Mr Afenyo-Markin also argued on January 7, 2009, at the time MPs were being sworn-in the NDC as the party had 114 as against NPP’s 107 seats with one independent joining to make 108 while the NDC was joined by PNC and independents MPs to get 116 seats making them the majority caucus.
He said at the time the fact that PNC and independent MPs opted to join them, the NPP did not argue over the issue but sat at the left-hand side of the Speaker and accorded the NDC and its allies the due that they form the majority.
“So, we find it very difficult to appreciate the sudden wavery and inconsistency on who is majority and majority group….Our Standing Orders are clear, our practice and conventions have fortified the position of the Standing Orders.”
Mr Afenyo-Markin, said his colleagues at the opposite side of the House as people with “obstructionist agenda,” adding, “…NDC is full of mischief, and wants to frustrate Government business.”
With new Ministers of State yet to be announced following the last general elections, which the NPP won and their vetting yet to take place, the NPP Caucus said “it’s obvious that NDC does not want Ministers to be approved hence their actions.
Mr Afenyo-Markin said the NDC MPs are trying to “to forcefully have equal representations” on The Appointment and Business Committees on 138-137 ratio which translate into 50-50”.

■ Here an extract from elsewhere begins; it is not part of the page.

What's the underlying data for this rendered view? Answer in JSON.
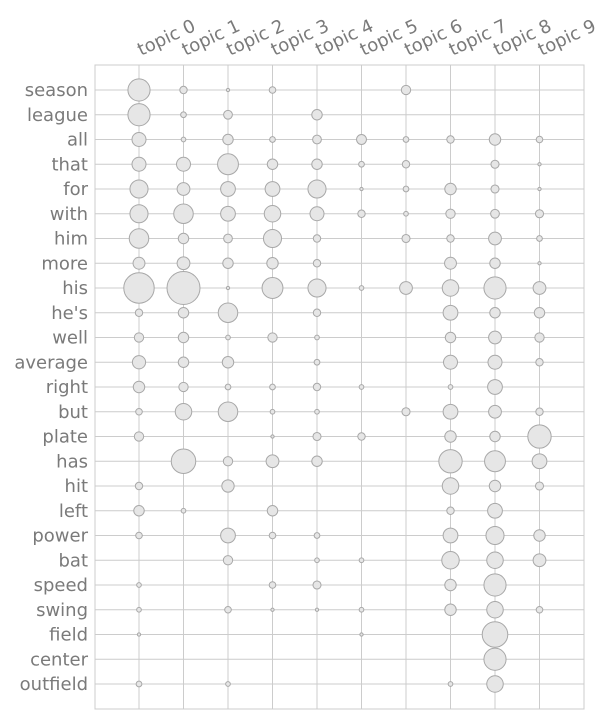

On Tuesday, 19th January 2021, NDC NPP opposed the Composition of Appointments Committee saying that they as “the majority” needed more people on the Committee but they have lost the debate through voice vote.
Also, the NPP MPS were not happy with a statement by Mr Samuel Okudzeto Ablakwa, MP for North Tongu, for wishing would-be government appointees well as they prepare for the public hearing of the Appointment Committee in the coming days.